As per usual, sports stars, artists and scientists featured heavily on this year's Australia Day honours list. But lurking amongst the deserving do-gooders were some seriously powerful players.
Lawyer and former attorney-general Lavarch's "distinguished service to the law and legal education" has seen him appointed an Officer (AO) of the Order of Australia.
Lavarch, from Spring Hill, Queensland, was attorney-general from 1993 to 1996. He's best known for initiating an inquiry into the separation of Aboriginal children from their families that eventually led to Kevin Rudd's apology to the Stolen Generations. He is currently executive dean of law at Queensland University of Technology, chairman of the Financial Ombudsman Service and a director of the Australian Energy Market Operator.
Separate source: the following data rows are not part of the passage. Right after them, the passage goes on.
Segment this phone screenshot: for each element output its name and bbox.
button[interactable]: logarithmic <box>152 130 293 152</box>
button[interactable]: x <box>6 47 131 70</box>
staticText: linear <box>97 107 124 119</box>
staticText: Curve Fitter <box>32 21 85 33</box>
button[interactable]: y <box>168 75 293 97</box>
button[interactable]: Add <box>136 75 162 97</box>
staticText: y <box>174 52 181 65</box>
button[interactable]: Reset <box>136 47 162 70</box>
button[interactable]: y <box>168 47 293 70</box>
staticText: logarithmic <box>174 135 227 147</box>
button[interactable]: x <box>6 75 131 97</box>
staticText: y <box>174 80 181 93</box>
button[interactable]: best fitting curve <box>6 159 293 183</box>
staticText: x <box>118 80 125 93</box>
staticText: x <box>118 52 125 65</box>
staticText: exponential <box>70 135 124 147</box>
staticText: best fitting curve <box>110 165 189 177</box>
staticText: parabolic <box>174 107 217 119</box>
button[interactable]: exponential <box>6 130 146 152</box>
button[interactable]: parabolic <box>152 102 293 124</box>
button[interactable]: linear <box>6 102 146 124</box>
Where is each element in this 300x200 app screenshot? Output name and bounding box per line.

Lavarch is also one half of power couple Behrendt/Lavarch. Last year he married Larissa Behrendt, professor of law at the University of Technology, Sydney and chair of the Gillard government's review of indigenous higher education.
Infrastructure and events heavyweight Eddington has been made an Officer (AO) of the Order of Australia for his "distinguished service to business and commerce".
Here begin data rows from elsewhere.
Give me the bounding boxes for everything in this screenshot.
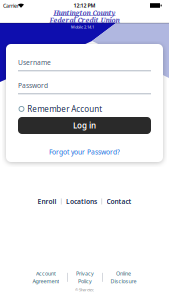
staticText: Privacy [76, 270, 94, 277]
staticText: Contact [107, 197, 132, 206]
button[interactable]: Contact [107, 197, 132, 206]
button[interactable]: Log in [18, 117, 151, 134]
button[interactable]: Username [18, 57, 151, 71]
staticText: Username [18, 58, 51, 67]
button[interactable]: Account [32, 270, 59, 285]
button[interactable]: Locations [66, 197, 97, 206]
staticText: Forgot your Password? [49, 148, 120, 156]
button[interactable]: Remember Account [19, 104, 102, 114]
staticText: Locations [66, 197, 97, 206]
button[interactable]: Enroll [37, 197, 56, 206]
button[interactable]: Online [111, 270, 137, 285]
staticText: Password [18, 81, 48, 90]
staticText: Account [36, 270, 56, 277]
button[interactable]: Password [18, 80, 151, 94]
staticText: © Sharetec [75, 287, 94, 292]
staticText: Policy [78, 278, 92, 285]
button[interactable]: Privacy [76, 270, 94, 285]
staticText: Carrier [3, 2, 19, 9]
staticText: Remember Account [27, 104, 102, 114]
button[interactable]: Forgot your Password? [49, 148, 120, 156]
staticText: Disclosure [111, 278, 137, 285]
staticText: Enroll [37, 197, 56, 206]
staticText: Agreement [32, 278, 59, 285]
staticText: Federal Credit Union [50, 16, 120, 25]
staticText: Log in [73, 120, 96, 131]
staticText: Huntington County [54, 8, 116, 18]
staticText: Mobile 2.14.1 [71, 24, 94, 30]
staticText: 12:12 PM [74, 2, 96, 9]
staticText: Online [116, 270, 131, 277]
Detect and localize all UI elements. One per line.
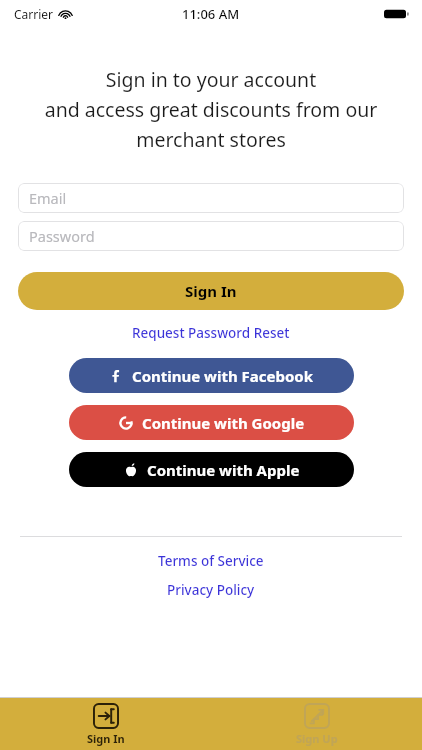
staticText: Sign In bbox=[87, 731, 125, 746]
staticText: Sign In bbox=[185, 281, 237, 301]
staticText: Privacy Policy bbox=[167, 581, 255, 599]
staticText: Sign in to your account and access great… bbox=[16, 66, 406, 152]
staticText: Terms of Service bbox=[158, 552, 264, 570]
button[interactable]: Sign Up bbox=[211, 698, 422, 750]
button[interactable]: Continue with Facebook bbox=[69, 358, 354, 393]
button[interactable]: Sign In bbox=[18, 272, 404, 310]
staticText: 11:06 AM bbox=[182, 5, 240, 23]
button[interactable]: Email bbox=[18, 183, 404, 213]
button[interactable]: Privacy Policy bbox=[161, 580, 261, 600]
button[interactable]: Continue with Apple bbox=[69, 452, 354, 487]
staticText: Continue with Apple bbox=[147, 460, 300, 480]
button[interactable]: Continue with Google bbox=[69, 405, 354, 440]
staticText: Password bbox=[29, 226, 95, 246]
staticText: Continue with Google bbox=[142, 413, 305, 433]
button[interactable]: Password bbox=[18, 221, 404, 251]
button[interactable]: Terms of Service bbox=[152, 551, 270, 571]
staticText: Continue with Facebook bbox=[132, 366, 314, 386]
button[interactable]: Sign In bbox=[0, 698, 211, 750]
staticText: Email bbox=[29, 188, 67, 208]
button[interactable]: Request Password Reset bbox=[126, 323, 296, 343]
staticText: Sign Up bbox=[296, 731, 338, 746]
staticText: Request Password Reset bbox=[132, 324, 290, 342]
staticText: Carrier bbox=[14, 6, 54, 22]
As well as being directly responsible for literally changing the face of Melbourne, Eddington holds further key positions – director of China Light and Power, board member of John Swire and Sons, chair of the Victorian Major Events Company and director of both the Victorian Government Asia Advisory Committee and the Victorian Business Round Table.
The Honourable Justice Virginia Bell has been made a Companion (AC) of the Order of Australia for "eminent service to the judiciary and to the law". Bell has been a Justice of the High Court of Australia since 2009 and prior to that she was a judge at the Supreme Court of NSW from 1999.
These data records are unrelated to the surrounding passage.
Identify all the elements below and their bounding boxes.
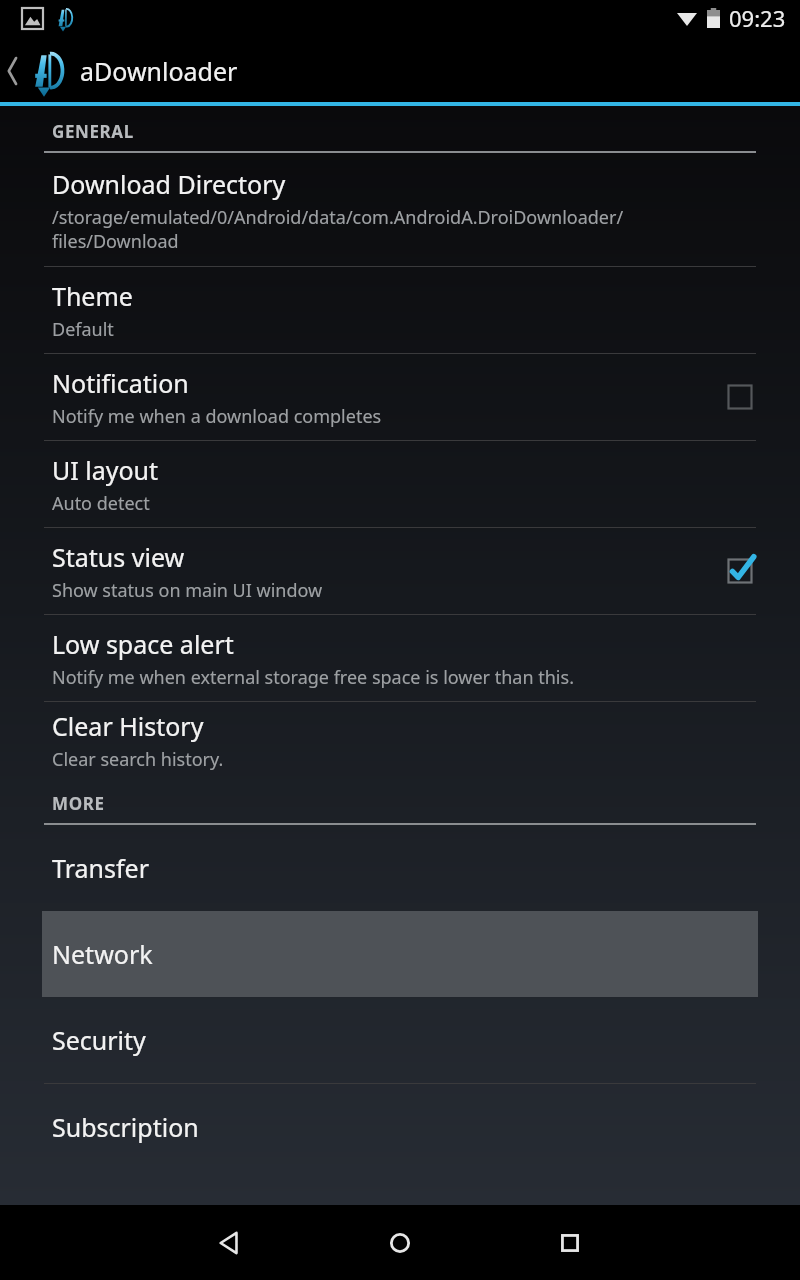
button[interactable]: Download Directory xyxy=(0,153,800,266)
button[interactable]: Home xyxy=(382,1225,418,1261)
staticText: /storage/emulated/0/Android/data/com.And… xyxy=(52,205,624,253)
staticText: Download Directory xyxy=(52,167,286,201)
staticText: Status view xyxy=(52,540,185,574)
staticText: Network xyxy=(52,937,153,971)
staticText: Clear search history. xyxy=(52,747,224,772)
staticText: Subscription xyxy=(52,1110,199,1144)
staticText: MORE xyxy=(52,792,105,815)
button[interactable]: Notification xyxy=(0,354,800,440)
button[interactable]: Security xyxy=(0,997,800,1083)
button[interactable]: UI layout xyxy=(0,441,800,527)
staticText: Clear History xyxy=(52,709,204,743)
staticText: UI layout xyxy=(52,453,159,487)
button[interactable]: Theme xyxy=(0,267,800,353)
button[interactable]: Subscription xyxy=(0,1084,800,1170)
staticText: Auto detect xyxy=(52,491,150,516)
staticText: aDownloader xyxy=(80,54,238,88)
button[interactable]: Back xyxy=(212,1225,248,1261)
staticText: Show status on main UI window xyxy=(52,578,323,603)
button[interactable]: Transfer xyxy=(0,825,800,911)
staticText: 09:23 xyxy=(729,3,786,33)
button[interactable]: Status view xyxy=(0,528,800,614)
button[interactable]: Navigate up xyxy=(0,48,74,94)
button[interactable]: Recent apps xyxy=(552,1225,588,1261)
staticText: Notify me when a download completes xyxy=(52,404,382,429)
button[interactable]: Low space alert xyxy=(0,615,800,701)
button[interactable]: Clear History xyxy=(0,702,800,778)
staticText: Notify me when external storage free spa… xyxy=(52,665,574,690)
staticText: Security xyxy=(52,1023,146,1057)
button[interactable]: Network xyxy=(0,911,800,997)
staticText: Transfer xyxy=(52,851,149,885)
staticText: Notification xyxy=(52,366,189,400)
staticText: Low space alert xyxy=(52,627,234,661)
staticText: Theme xyxy=(52,279,133,313)
staticText: GENERAL xyxy=(52,120,134,143)
staticText: Default xyxy=(52,317,114,342)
Bell, who lives in Sydney, began her career as a solicitor in 1978 and was a volunteer legal officer at Redfern Legal Centre from 1987 to 1994. She is also well known for her gay rights campaigning – she took part in the first Mardi Gras rally in Sydney in 1978 and is the first lesbian to serve in the High Court.
The business and steel industry highflyer has been appointed an Officer (AO) of the Order of Australia for "distinguished services to business".
Every, from Sydney's Elizabeth Bay, is chairman of building company Boral and a non-executive chairman of Wesfarmers. He had held top positions in steel companies including Sims Group, OneSteel and BHP Steel.
Arts power player Simon Mordant has been appointed a Member (AM) of the Order of Australia for "services to the arts and to the cultural environment of Australia".
Mordant, who lives in Darling Point, Sydney, holds influential positions with Sydney's Museum of Contemporary Art and the Australian Venice Biennale. He is chairman of the MCA and the MCA Foundation (and he has frequently hit the headlines since he made a $15 million donation to help redevelop the MCA), and a director of the Sydney Theatre Company.
The former head of the Department of Prime Minister and Cabinet has been made a Companion (AC of the Order of Australia for his "eminent service to the community through public sector leadership", in recognition of his work on policy development, program delivery and effective governance.
A born-and-bred Melburnian, Moran was considered Australia's leading public servant up until his retirement in August 2011. From March 2008 until August 2011, he headed the Department of Prime Minister and Cabinet under the Rudd and then the Gillard governments.
Moran is still an influential player behind the scenes: he was appointed chairman of Sydney's Barangaroo Delivery Authority last August.